The new date for the ceremony, originally scheduled to take place on January 31, will be announced “soon,” according to an official statement from the Recording Academy.
After careful consideration and analysis with city and state officials, health and safety experts, the artist community and our many partners, we have postponed the 64th #GRAMMYs. https://t.co/oMzV1U9Tsc
Last year’s Grammys were similarly pushed back, albeit only by six weeks, due to the state of the pandemic.
Though the news likely comes as a blow to this year’s nominated artists, the continual postponement of an awards show many consider out-of-touch, not to mention racist (remember how long it took the Academy to scrap the “urban” category?), looks a little like poetic justice.

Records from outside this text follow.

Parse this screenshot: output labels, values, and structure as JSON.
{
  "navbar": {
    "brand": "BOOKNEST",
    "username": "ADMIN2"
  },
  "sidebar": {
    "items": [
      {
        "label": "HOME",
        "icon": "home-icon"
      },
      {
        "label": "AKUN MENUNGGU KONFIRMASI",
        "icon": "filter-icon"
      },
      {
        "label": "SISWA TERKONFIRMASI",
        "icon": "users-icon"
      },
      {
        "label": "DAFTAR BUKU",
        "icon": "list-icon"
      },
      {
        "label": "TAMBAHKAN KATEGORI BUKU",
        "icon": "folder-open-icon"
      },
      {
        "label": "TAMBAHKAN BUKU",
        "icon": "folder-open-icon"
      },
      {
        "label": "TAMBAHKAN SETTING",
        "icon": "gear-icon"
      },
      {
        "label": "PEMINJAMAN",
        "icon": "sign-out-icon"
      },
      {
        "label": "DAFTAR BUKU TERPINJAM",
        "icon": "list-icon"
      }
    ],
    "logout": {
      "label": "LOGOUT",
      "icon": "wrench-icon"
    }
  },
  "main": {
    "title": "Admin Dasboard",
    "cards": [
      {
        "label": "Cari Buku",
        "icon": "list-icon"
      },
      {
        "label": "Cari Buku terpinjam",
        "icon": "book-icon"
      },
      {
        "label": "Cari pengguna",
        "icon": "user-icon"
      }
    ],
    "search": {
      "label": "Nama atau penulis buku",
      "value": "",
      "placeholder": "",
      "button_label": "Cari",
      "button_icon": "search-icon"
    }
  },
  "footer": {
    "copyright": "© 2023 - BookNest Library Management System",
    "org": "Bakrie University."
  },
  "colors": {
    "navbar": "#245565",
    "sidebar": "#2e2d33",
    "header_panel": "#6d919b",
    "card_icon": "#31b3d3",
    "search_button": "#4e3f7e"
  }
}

Some of the biggest names in music have outright condemned the Grammys, perhaps foreshadowing the event’s eventual collapse.
In 2020, The Weeknd boycotted the ceremony after receiving a whopping zero nominations for his widely acclaimed album, After Hours. In 2021, the R&B artist said he will no longer submit his music for Grammys consideration.
While there are some well-deserved nominations this year (Jon Batiste, Lil Nas X, and BTS are a few I’m rooting for), it’s clear that the Grammy Awards and their institutional stiffness are becoming decreasingly relevant.
In the grander scheme of things, I daresay indefinite postponement could be a good thing.